Investment advisors have called on Uganda to think of alternative sources of capital such as those on the stock market if small and medium businesses are to grow.
During the recent inaugural Mkutano Economic conference at Serena hotel, Patrick Mweheire, the chief executive of Stanbic bank, said “75 per cent of SMEs do not make it to their third anniversaries because they lack access to funding, to markets and to resources that would ideally encourage continuity.”
Yet, SMEs face a lot of difficulty in accessing capital in areas such as stock markets because they lack proper books of accounts that financiers can look at.

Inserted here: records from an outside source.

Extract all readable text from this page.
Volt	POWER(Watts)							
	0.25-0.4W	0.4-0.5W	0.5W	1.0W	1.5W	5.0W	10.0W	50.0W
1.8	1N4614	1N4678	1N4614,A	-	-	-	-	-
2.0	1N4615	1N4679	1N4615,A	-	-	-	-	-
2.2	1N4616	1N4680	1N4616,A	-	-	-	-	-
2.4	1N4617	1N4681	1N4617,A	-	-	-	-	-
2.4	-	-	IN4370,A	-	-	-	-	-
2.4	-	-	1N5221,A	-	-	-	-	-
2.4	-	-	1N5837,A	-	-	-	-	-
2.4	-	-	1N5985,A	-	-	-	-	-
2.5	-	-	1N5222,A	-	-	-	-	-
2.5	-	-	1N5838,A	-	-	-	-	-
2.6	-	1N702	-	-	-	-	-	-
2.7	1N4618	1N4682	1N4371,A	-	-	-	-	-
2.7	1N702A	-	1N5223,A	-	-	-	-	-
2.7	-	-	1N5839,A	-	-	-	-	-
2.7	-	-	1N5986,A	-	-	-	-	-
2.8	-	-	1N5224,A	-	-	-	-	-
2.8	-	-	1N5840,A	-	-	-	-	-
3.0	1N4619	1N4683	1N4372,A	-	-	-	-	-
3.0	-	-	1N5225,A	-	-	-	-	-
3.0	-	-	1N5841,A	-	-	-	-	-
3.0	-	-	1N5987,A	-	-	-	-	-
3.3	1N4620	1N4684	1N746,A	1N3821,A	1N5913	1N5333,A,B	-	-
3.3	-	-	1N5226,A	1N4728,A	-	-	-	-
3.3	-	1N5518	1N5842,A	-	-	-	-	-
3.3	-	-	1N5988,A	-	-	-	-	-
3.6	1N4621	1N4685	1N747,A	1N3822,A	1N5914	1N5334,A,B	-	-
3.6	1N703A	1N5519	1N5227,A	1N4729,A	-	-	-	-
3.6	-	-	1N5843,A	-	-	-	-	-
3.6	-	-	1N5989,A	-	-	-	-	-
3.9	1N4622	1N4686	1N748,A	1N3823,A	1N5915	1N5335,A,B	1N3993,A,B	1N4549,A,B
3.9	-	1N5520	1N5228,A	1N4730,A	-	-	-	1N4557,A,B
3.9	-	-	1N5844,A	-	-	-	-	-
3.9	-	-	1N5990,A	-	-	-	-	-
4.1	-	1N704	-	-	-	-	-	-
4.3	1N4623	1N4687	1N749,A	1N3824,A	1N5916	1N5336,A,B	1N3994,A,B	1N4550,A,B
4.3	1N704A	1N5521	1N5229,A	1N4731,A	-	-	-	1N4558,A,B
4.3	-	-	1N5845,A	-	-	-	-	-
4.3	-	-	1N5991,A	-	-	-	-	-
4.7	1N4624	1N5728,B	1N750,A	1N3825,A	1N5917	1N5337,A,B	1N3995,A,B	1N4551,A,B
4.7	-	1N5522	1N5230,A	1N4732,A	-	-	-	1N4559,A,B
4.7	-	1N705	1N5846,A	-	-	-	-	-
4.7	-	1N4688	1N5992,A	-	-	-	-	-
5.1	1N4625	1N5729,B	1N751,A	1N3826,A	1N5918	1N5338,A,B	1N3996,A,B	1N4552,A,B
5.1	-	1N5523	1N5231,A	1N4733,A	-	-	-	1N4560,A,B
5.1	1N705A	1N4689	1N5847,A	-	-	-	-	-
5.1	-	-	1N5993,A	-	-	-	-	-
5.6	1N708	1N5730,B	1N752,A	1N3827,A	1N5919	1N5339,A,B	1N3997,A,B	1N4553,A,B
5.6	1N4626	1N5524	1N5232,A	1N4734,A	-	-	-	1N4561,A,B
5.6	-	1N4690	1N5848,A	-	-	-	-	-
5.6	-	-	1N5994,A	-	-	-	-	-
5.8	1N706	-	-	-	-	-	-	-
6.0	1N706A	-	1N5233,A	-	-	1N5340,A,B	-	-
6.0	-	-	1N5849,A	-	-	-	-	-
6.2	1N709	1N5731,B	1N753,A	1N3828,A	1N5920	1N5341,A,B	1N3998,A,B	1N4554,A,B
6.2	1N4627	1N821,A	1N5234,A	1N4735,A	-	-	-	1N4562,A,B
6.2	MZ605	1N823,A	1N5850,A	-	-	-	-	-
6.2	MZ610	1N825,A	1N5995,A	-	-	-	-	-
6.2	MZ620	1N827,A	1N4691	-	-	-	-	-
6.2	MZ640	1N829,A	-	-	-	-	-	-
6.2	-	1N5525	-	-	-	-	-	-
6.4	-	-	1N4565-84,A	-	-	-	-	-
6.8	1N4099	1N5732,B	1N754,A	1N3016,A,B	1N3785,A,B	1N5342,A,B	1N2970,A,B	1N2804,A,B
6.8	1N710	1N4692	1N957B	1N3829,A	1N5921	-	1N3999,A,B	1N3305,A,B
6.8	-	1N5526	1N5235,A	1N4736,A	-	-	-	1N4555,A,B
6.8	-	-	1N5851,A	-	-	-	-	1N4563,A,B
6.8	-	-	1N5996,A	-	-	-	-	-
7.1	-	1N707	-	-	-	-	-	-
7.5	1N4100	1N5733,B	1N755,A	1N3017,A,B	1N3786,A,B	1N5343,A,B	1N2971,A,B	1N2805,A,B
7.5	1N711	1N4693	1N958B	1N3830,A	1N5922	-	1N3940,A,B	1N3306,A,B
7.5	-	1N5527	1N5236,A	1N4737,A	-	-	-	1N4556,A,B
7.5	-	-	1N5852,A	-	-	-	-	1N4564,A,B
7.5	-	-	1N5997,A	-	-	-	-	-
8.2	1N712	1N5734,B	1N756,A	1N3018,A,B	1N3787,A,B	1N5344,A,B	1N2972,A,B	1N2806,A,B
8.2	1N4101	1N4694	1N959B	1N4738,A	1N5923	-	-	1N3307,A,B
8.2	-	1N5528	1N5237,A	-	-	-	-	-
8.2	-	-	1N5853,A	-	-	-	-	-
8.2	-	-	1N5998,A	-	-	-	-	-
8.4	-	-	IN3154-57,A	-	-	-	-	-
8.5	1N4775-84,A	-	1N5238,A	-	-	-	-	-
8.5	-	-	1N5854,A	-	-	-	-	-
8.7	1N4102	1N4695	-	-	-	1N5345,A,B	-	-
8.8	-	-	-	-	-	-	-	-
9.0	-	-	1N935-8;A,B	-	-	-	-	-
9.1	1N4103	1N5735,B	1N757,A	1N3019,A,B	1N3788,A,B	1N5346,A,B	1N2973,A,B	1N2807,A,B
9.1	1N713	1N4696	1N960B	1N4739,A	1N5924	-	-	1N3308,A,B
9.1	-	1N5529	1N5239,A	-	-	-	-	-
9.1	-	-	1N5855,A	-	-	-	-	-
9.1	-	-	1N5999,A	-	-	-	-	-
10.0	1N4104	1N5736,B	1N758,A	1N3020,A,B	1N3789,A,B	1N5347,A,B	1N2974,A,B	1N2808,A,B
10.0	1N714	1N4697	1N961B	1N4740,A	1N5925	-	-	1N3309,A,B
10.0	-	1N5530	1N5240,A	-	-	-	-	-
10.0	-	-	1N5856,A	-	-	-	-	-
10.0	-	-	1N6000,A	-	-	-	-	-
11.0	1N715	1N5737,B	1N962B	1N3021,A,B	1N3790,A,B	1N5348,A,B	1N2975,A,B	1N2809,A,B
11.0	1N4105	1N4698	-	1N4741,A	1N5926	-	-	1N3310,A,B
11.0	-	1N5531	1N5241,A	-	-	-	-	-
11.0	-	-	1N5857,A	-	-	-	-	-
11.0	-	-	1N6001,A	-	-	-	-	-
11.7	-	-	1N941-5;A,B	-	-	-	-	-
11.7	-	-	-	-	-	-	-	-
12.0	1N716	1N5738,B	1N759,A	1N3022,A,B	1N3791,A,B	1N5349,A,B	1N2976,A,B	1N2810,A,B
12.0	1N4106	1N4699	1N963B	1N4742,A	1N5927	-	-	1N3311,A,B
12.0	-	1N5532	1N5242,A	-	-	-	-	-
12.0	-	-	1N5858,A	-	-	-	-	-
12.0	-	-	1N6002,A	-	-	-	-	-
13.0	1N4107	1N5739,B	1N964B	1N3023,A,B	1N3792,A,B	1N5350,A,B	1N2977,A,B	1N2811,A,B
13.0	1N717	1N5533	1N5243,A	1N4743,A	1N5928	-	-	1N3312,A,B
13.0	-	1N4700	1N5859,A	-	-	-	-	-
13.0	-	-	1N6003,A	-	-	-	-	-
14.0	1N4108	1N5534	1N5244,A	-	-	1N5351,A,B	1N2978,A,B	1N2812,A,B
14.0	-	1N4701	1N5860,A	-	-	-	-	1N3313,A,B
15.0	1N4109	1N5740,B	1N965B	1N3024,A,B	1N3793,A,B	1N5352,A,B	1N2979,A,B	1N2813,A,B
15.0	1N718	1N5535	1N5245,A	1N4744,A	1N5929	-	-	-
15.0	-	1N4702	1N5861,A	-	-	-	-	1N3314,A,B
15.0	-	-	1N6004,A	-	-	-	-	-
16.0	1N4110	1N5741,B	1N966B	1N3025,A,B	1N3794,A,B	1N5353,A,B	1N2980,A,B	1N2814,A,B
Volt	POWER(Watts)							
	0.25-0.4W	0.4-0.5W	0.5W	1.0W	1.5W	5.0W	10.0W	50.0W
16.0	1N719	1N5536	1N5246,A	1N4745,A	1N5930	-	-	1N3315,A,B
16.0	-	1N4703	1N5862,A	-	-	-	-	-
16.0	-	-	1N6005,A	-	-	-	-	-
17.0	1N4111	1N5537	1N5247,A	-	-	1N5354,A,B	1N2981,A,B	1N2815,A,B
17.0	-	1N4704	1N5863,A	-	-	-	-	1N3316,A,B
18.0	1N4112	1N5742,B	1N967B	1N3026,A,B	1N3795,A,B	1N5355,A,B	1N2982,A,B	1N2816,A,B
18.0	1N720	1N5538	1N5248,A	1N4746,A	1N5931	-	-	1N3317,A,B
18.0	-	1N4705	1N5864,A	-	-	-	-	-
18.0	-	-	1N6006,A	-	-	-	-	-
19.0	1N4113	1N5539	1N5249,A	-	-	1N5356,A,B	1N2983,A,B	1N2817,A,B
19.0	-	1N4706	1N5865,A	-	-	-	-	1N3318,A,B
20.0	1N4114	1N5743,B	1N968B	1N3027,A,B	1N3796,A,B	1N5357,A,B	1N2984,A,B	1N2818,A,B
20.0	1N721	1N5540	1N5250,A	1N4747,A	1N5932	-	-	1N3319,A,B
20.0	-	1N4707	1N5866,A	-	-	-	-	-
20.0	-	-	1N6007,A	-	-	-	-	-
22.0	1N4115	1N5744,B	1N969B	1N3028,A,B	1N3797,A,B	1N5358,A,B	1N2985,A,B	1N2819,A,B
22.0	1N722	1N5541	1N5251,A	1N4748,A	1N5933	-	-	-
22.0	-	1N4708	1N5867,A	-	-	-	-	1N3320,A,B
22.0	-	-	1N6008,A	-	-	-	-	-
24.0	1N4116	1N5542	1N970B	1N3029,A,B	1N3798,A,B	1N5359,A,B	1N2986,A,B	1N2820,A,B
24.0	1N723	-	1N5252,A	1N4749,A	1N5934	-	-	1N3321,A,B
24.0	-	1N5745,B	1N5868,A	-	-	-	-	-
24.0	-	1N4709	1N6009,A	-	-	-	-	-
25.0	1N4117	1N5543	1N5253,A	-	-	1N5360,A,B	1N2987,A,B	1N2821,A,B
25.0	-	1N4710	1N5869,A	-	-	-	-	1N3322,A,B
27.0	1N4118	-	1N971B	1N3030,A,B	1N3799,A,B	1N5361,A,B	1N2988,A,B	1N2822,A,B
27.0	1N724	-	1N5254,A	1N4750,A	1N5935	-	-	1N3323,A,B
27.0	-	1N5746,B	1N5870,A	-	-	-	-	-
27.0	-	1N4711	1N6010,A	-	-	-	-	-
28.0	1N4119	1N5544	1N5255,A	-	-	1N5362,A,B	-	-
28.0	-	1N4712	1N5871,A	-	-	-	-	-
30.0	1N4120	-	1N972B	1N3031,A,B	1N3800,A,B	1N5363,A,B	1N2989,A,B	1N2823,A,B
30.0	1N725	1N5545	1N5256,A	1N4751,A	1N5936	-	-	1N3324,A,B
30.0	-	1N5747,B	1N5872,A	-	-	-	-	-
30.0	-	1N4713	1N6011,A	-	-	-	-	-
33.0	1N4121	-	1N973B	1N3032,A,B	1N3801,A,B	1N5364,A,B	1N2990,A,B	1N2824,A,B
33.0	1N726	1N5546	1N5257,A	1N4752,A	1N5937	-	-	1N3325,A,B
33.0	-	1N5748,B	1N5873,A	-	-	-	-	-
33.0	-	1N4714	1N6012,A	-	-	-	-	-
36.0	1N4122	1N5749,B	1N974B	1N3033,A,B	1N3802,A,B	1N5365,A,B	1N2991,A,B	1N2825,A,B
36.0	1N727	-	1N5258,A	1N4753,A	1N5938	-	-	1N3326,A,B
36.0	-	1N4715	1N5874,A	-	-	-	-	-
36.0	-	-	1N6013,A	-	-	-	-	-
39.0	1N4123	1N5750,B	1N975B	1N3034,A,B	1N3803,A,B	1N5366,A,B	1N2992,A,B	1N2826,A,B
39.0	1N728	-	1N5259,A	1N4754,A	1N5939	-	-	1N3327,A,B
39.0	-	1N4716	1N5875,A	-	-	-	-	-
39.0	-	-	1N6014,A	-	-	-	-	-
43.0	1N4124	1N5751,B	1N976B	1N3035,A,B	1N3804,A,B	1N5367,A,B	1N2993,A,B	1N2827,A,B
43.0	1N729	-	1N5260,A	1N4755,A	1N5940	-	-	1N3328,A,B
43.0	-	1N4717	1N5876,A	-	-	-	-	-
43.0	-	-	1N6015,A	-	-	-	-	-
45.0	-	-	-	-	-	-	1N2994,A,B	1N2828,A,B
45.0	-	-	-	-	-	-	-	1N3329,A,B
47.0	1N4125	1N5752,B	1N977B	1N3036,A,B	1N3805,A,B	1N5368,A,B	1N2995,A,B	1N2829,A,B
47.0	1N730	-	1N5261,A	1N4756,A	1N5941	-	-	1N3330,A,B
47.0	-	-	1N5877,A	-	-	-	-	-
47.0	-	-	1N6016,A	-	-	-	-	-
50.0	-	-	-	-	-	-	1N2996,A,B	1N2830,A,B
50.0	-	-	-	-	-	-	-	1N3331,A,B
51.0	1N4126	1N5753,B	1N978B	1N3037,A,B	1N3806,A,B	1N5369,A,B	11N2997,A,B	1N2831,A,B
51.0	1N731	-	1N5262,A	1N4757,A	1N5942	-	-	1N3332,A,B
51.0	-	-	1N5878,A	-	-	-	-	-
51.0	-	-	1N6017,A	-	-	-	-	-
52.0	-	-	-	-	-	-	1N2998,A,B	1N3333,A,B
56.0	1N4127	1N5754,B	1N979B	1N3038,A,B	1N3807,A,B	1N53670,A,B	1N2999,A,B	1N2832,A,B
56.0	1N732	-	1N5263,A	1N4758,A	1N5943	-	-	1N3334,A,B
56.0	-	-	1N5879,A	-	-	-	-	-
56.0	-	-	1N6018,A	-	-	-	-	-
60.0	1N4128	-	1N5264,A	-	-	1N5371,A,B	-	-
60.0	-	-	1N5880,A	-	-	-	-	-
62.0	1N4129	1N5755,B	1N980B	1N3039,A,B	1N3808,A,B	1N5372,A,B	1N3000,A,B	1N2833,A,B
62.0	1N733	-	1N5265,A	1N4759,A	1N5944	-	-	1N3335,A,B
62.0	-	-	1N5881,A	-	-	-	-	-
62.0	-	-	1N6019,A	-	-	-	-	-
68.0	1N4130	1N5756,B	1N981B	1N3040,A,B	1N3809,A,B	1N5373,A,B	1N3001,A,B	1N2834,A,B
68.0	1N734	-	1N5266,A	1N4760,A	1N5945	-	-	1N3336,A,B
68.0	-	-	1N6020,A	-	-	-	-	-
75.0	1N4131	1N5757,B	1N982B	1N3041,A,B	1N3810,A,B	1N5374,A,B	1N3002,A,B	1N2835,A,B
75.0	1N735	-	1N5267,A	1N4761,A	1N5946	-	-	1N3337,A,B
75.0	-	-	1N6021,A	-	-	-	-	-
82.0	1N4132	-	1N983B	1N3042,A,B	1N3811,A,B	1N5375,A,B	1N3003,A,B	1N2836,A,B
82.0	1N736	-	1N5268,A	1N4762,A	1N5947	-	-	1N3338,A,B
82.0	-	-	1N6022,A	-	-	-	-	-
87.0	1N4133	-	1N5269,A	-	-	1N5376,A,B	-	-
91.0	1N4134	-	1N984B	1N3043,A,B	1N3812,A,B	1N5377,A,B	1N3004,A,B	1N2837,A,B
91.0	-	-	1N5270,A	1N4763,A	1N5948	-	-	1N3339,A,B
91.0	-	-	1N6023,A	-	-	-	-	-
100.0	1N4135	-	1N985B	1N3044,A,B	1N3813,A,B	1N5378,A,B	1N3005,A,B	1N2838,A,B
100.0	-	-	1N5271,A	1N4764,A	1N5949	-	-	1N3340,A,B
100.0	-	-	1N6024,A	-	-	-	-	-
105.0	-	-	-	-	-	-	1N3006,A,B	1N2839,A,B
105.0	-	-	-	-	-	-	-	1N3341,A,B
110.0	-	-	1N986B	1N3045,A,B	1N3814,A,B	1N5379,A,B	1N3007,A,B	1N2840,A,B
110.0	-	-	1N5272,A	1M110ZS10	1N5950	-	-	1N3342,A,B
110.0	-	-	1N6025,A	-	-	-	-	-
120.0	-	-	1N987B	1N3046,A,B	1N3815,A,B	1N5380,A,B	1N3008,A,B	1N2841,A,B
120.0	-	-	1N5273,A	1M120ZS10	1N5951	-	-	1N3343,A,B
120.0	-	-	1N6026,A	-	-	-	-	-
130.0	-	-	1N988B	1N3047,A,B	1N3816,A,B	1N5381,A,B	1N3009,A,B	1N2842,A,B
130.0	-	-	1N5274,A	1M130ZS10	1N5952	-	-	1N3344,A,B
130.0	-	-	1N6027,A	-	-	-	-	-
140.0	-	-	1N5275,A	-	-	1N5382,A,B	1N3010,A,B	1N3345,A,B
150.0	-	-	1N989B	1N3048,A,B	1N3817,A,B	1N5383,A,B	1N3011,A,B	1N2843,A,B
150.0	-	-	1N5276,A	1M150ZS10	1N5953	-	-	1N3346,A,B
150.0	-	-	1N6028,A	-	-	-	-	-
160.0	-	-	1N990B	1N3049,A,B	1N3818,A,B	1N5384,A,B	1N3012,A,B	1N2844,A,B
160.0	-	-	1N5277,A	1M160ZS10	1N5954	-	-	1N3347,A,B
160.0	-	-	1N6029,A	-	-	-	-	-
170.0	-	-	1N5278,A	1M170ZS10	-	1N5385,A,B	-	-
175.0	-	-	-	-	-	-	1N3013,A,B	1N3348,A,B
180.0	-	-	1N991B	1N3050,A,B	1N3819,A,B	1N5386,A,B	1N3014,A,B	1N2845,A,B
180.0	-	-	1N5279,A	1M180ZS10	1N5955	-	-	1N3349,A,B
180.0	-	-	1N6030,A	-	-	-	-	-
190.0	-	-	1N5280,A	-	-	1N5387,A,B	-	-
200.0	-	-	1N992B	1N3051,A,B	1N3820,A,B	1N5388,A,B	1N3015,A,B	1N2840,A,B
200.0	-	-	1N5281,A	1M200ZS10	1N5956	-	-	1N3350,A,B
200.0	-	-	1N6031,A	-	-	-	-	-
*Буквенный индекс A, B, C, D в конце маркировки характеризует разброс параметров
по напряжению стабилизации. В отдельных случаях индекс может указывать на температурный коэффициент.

“The structure in any company plays a big role on whether it will be enlisted [on the Uganda Securities Exchange] or not. That said, SMEs need to think ahead, have a board of members, carry out good bookkeeping habits and where need be even hire accountants for this purpose,” Paul Bwiso, the chief executive officer of the Uganda Securities Exchange, said.
If more companies listed on the Uganda Securities Exchange, which has less than 10 local firms compared to Nairobi’s more than 50, the benefits would spread wide.
“The beauty of having a thriving stock market is that it creates jobs too for fund managers, brokers and economists. It’s such an easy way of raising money too,” Sello Moloka, the former CEO of Old Mutual South African, noted.
Instead, many SMEs in Uganda depend on commercial banks for loans, whose interest rates remain high compared to other regional markets.
According to Mweheire, “commercial bank lending in emerging economies is capped at 30 per cent. In Uganda, we are at about 90 per cent.” He called for alternative sources of finance.
The Mkutano conference was organized by Dero, an investment advisory firm, and the Capital Markets Authority.